Look, I do not care what your political preferences are, but here are the cold, hard facts.
When politicians talk about raising taxes on corporations it sounds great, right? After all, those greedy, good-for-nothing corporations are raking up the profits, ruining the environment, and abusing their employees!
But, here is what really happens when the corporate tax rate is increased:
Firstly, most mega corporations have agreements in place that allow them to operate almost tax free. So they are not even affected by the tax increase.
For those who are, the first line of defense is to raise prices, reduce product sizes, or reduce product quality. It is usually a combination of all three.
If that does not work, they will move production to a different area, usually overseas. Now you have an empty building and unemployed neighbors.
Unless the employees have unionized, management will reduce or eliminate benefits to save money. Health insurance is the single largest fringe benefit expense so it is a prime target for cutbacks. Employees will either pay more of the premium or the employer will change to higher deductible plans to reduce the cost to the employer. Or, if the company is small enough, they may choose to not offer it at all.
When product quality goes down, demand tends to go down.
When product cost goes up, demand tends to go down.
When demand decreases, so does production.
Lower production means less employees are needed. This means your neighbors do not have as much spending money and may end up unemployed.
So, who is the winner in this scenario?
Well, probably the corporation, because it is not in the business of losing money. Its shareholders will not allow it, and its board is in place to keep that from happening.
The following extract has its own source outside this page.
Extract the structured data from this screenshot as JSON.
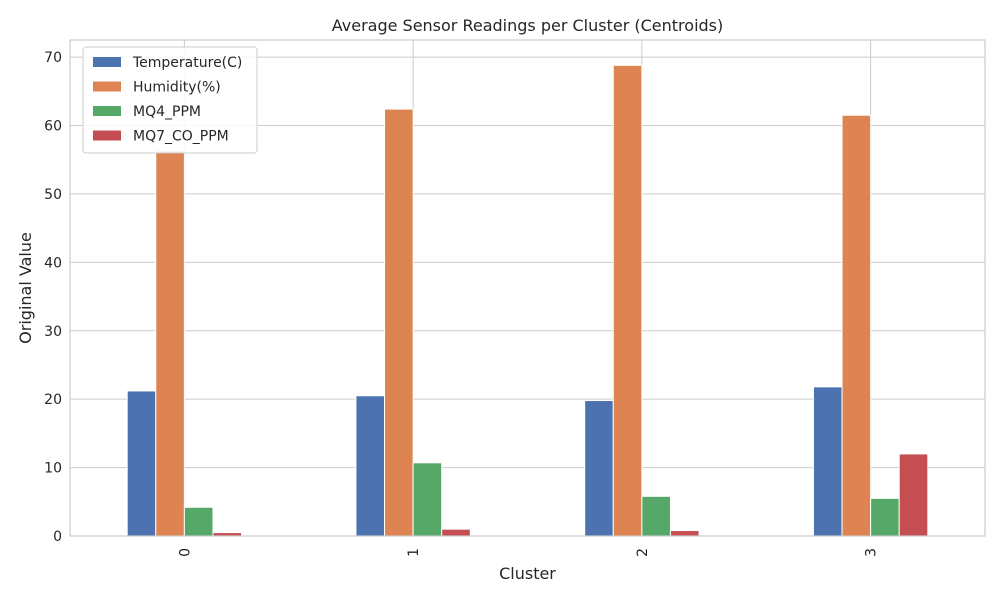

But, the politician will also be the winner… at least for the half of the voters who thought higher taxes for corporations sounded like a great idea.
The big losers?
– the people who have had their hours and benefits reduced or eliminated
– the local governments who will now have to increase property taxes to make up for the closed factories
– the small corporations who may not have the options bigger corporations have to move production or increase prices
– the consumer who now pays more for less
Interesting fact: only 1% of US corporations have 500+ employees. This is the same in Canada and I would expect similar results worldwide. This means that most of the corporations affected by the tax increase are small businesses with B or C Corp status.